A cada 16 segundos, um golpe virtual de estelionato é registrado no Brasil, somando quase 2 milhões de ocorrências anuais em todo o país. No estado do Rio de Janeiro, a situação reflete essa escalada: apenas no 1º semestre, foram registradas 73.076 ocorrências desse crime, uma média de 401 casos diários, o que representa um aumento de 24% em relação ao mesmo período do ano anterior, segundo dados do Instituto de Segurança Pública (ISP-RJ).
Com a criminalidade migrando cada vez mais para o ambiente digital, os idosos acabam se transformando em vítimas mais fáceis. É com foco nessa realidade que foi apresentado, no dia 19 de agosto, na Câmara de Vereadores de Rio Bonito, o Projeto de Lei nº 009/2026, que institui diretrizes de conscientização, orientação e prevenção contra golpes e fraudes praticados contra a terceira idade.
O crescimento de 360% no volume de estelionatos no país nos últimos cinco anos consolidou uma mudança no perfil da criminalidade, com as fraudes por meios eletrônicos superando os roubos patrimoniais comuns. Especialistas em segurança apontam que a facilidade de transações, como o PIX, a utilização de clonagem de aplicativos e até de Inteligência artificial, deixam as vítimas cada vez mais expostas.
No caso dos idosos, o impacto financeiro é frequentemente agravado pelo prejuízo psicológico, uma vez que os criminosos exploram a boa-fé e o desconhecimento de mecanismos de segurança digital para roubar economias de uma vida inteira.
Para conter o avanço dessas práticas, o projeto de lei do Legislativo riobonitense propõe mapear e combater as modalidades mais comuns de fraudes aplicadas no município. Entre as principais ameaças listadas na proposta estão os falsos pedidos de transferência ou pagamentos por PIX em aplicativos de mensagens, a clonagem de redes sociais, abordagens por falsos funcionários de bancos e fraudes ligadas a empréstimos consignados ou benefícios previdenciários.

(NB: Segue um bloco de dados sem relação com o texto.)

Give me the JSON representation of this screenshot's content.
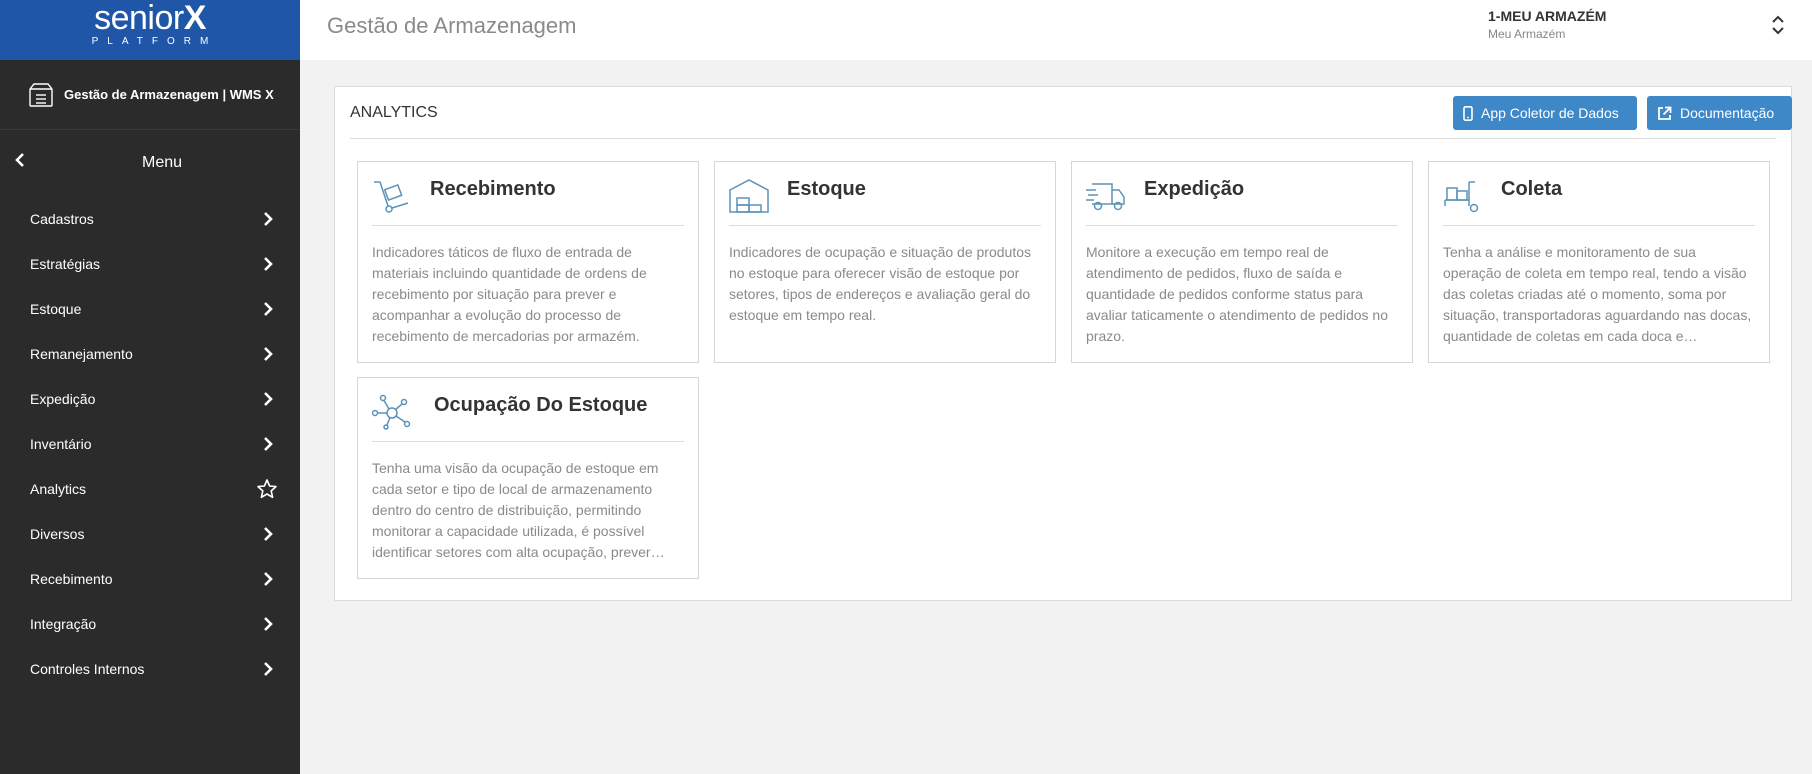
{
  "brand": {
    "name_light": "senior",
    "name_bold": "X",
    "platform": "PLATFORM"
  },
  "module": {
    "title": "Gestão de Armazenagem | WMS X"
  },
  "menu": {
    "title": "Menu",
    "items": [
      {
        "label": "Cadastros",
        "icon": "chevron-right-icon"
      },
      {
        "label": "Estratégias",
        "icon": "chevron-right-icon"
      },
      {
        "label": "Estoque",
        "icon": "chevron-right-icon"
      },
      {
        "label": "Remanejamento",
        "icon": "chevron-right-icon"
      },
      {
        "label": "Expedição",
        "icon": "chevron-right-icon"
      },
      {
        "label": "Inventário",
        "icon": "chevron-right-icon"
      },
      {
        "label": "Analytics",
        "icon": "star-icon"
      },
      {
        "label": "Diversos",
        "icon": "chevron-right-icon"
      },
      {
        "label": "Recebimento",
        "icon": "chevron-right-icon"
      },
      {
        "label": "Integração",
        "icon": "chevron-right-icon"
      },
      {
        "label": "Controles Internos",
        "icon": "chevron-right-icon"
      }
    ]
  },
  "header": {
    "title": "Gestão de Armazenagem",
    "warehouse_name": "1-MEU ARMAZÉM",
    "warehouse_sub": "Meu Armazém"
  },
  "panel": {
    "title": "ANALYTICS",
    "btn_app": "App Coletor de Dados",
    "btn_doc": "Documentação"
  },
  "cards": [
    {
      "title": "Recebimento",
      "icon": "hand-truck-icon",
      "desc": "Indicadores táticos de fluxo de entrada de materiais incluindo quantidade de ordens de recebimento por situação para prever e acompanhar a evolução do processo de recebimento de mercadorias por armazém."
    },
    {
      "title": "Estoque",
      "icon": "warehouse-icon",
      "desc": "Indicadores de ocupação e situação de produtos no estoque para oferecer visão de estoque por setores, tipos de endereços e avaliação geral do estoque em tempo real."
    },
    {
      "title": "Expedição",
      "icon": "delivery-truck-icon",
      "desc": "Monitore a execução em tempo real de atendimento de pedidos, fluxo de saída e quantidade de pedidos conforme status para avaliar taticamente o atendimento de pedidos no prazo."
    },
    {
      "title": "Coleta",
      "icon": "cart-boxes-icon",
      "desc": "Tenha a análise e monitoramento de sua operação de coleta em tempo real, tendo a visão das coletas criadas até o momento, soma por situação, transportadoras aguardando nas docas, quantidade de coletas em cada doca e…"
    },
    {
      "title": "Ocupação Do Estoque",
      "icon": "network-nodes-icon",
      "desc": "Tenha uma visão da ocupação de estoque em cada setor e tipo de local de armazenamento dentro do centro de distribuição, permitindo monitorar a capacidade utilizada, é possível identificar setores com alta ocupação, prever…"
    }
  ],
  "colors": {
    "brand_blue": "#1f56a8",
    "sidebar": "#2b2b2b",
    "button": "#3f88c8",
    "icon_accent": "#5b93b8"
  }
}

“O avanço das modalidades de fraude exige que o Poder Público acompanhe as transformações sociais e tecnológicas, atuando principalmente de forma preventiva”, afirma o vereador Aliomar Guimarães Leite Filho (PL), autor do projeto.
Segundo o parlamentar, a iniciativa atende a uma necessidade urgente de amparo legal. “Muitas dessas ocorrências poderiam ser evitadas mediante acesso prévio a informações simples, como a orientação para não fornecer senhas, não instalar aplicativos indicados por desconhecidos, não realizar transferências sem confirmação da identidade e desconfiar de contatos que imponham urgência para pagamentos”.
O projeto visa a educação digital segura para a pessoa idosa por meio de uma linguagem simples, clara e acessível. O texto prevê ações educativas práticas que ensinem os idosos a preservar seus dados pessoais e bancários, além de orientar sobre a necessidade de confirmar formalmente a identidade de qualquer pessoa que solicite dinheiro. A proposta também estimula o registro imediato de ocorrências nos canais policiais oficiais e incentiva a participação de familiares e cuidadores no monitoramento e prevenção dessas violências financeiras.
De acordo com o projeto de lei, as atividades de conscientização poderão ser realizadas por meio de campanhas educativas, palestras e materiais informativos. O texto abre margem para que a prefeitura realize parcerias e termos de cooperação com entidades da sociedade civil, instituições financeiras, universidades, órgãos de segurança pública e a Ordem dos Advogados do Brasil (OAB) para ampliar o alcance das ações nas comunidades.
A proposta não gera novos custos para o município, pois veda expressamente a criação de cargos, órgãos ou novas estruturas administrativas, devendo sua implementação observar a disponibilidade orçamentária já existente em Rio Bonito.